This post is part of a series of interviews with subject matter experts on the northeast of Nigeria and the ongoing militant violence. TAP hopes these interviews will contribute to an issue-driven conversation on what relevant actors in the region can do to help stop the violence and improve well-being of Nigerians living in violence-prone areas.

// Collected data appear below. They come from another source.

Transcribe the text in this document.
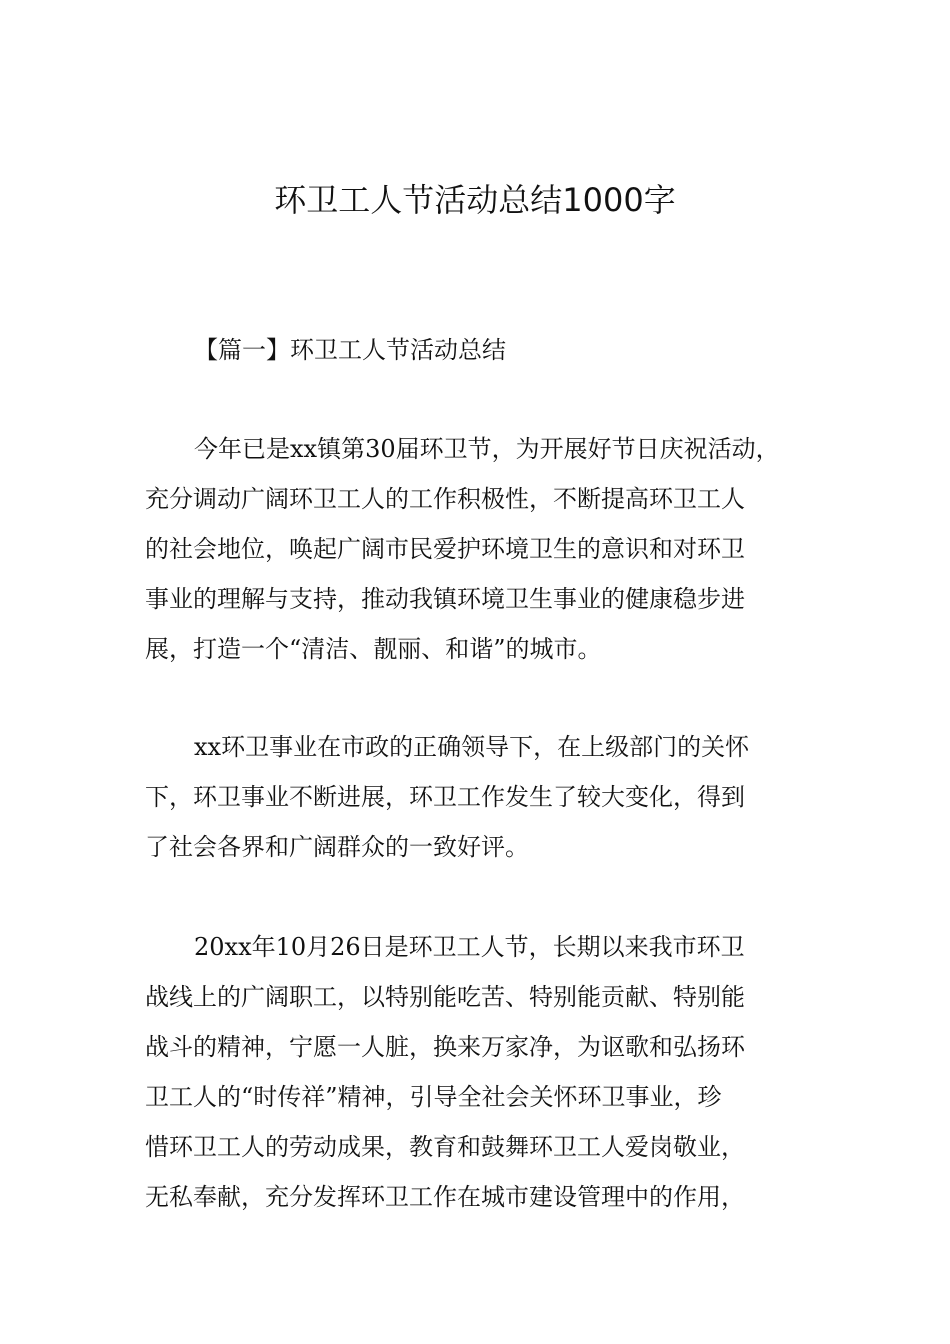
环卫工人节活动总结1000字
【篇一】环卫工人节活动总结
今年已是xx镇第30届环卫节，为开展好节日庆祝活动，
充分调动广阔环卫工人的工作积极性，不断提高环卫工人
的社会地位，唤起广阔市民爱护环境卫生的意识和对环卫
事业的理解与支持，推动我镇环境卫生事业的健康稳步进
展，打造一个“清洁、靓丽、和谐”的城市。
xx环卫事业在市政的正确领导下，在上级部门的关怀
下，环卫事业不断进展，环卫工作发生了较大变化，得到
了社会各界和广阔群众的一致好评。
20xx年10月26日是环卫工人节，长期以来我市环卫
战线上的广阔职工，以特别能吃苦、特别能贡献、特别能
战斗的精神，宁愿一人脏，换来万家净，为讴歌和弘扬环
卫工人的“时传祥”精神，引导全社会关怀环卫事业，珍
惜环卫工人的劳动成果，教育和鼓舞环卫工人爱岗敬业，
无私奉献，充分发挥环卫工作在城市建设管理中的作用，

Elizabeth Pearson is a gender and extremism analyst who is studying towards a PhD at King’s College London on gender norms in Jihadi and counter-Jihadi radicalisation. and a member of the Nigerian Security Network. She co-wrote a report titled, “Women, Gender and the evolving tactics of Boko Haram,” Journal of Terrorism Research, Volume 5, Issue 1, February 2014. This report addresses an under-researched aspect of Boko Haram’s activities: gender-based violence (GBV) and its targeting of women. It argues that 2013 marked a significant evolution in Boko Haram’s tactics, with a series of kidnappings, in which one of the main features was the instrumental use of women. In this interview, Pearson puts the well-known abduction of over 200 girls in Chibok Local Government Area spurned the #BringBackOurGirls protests in Nigeria and elsewhere in context. She discusses the ways in which gender-based violence has featured in the ongoing insurgency on the part of both the military and the militants, the ways in which Muslim and Christian women have been treated durning the violence by the militant group, and the ways in which the government can help communities affected by the violence in the remote communities affected by the violence.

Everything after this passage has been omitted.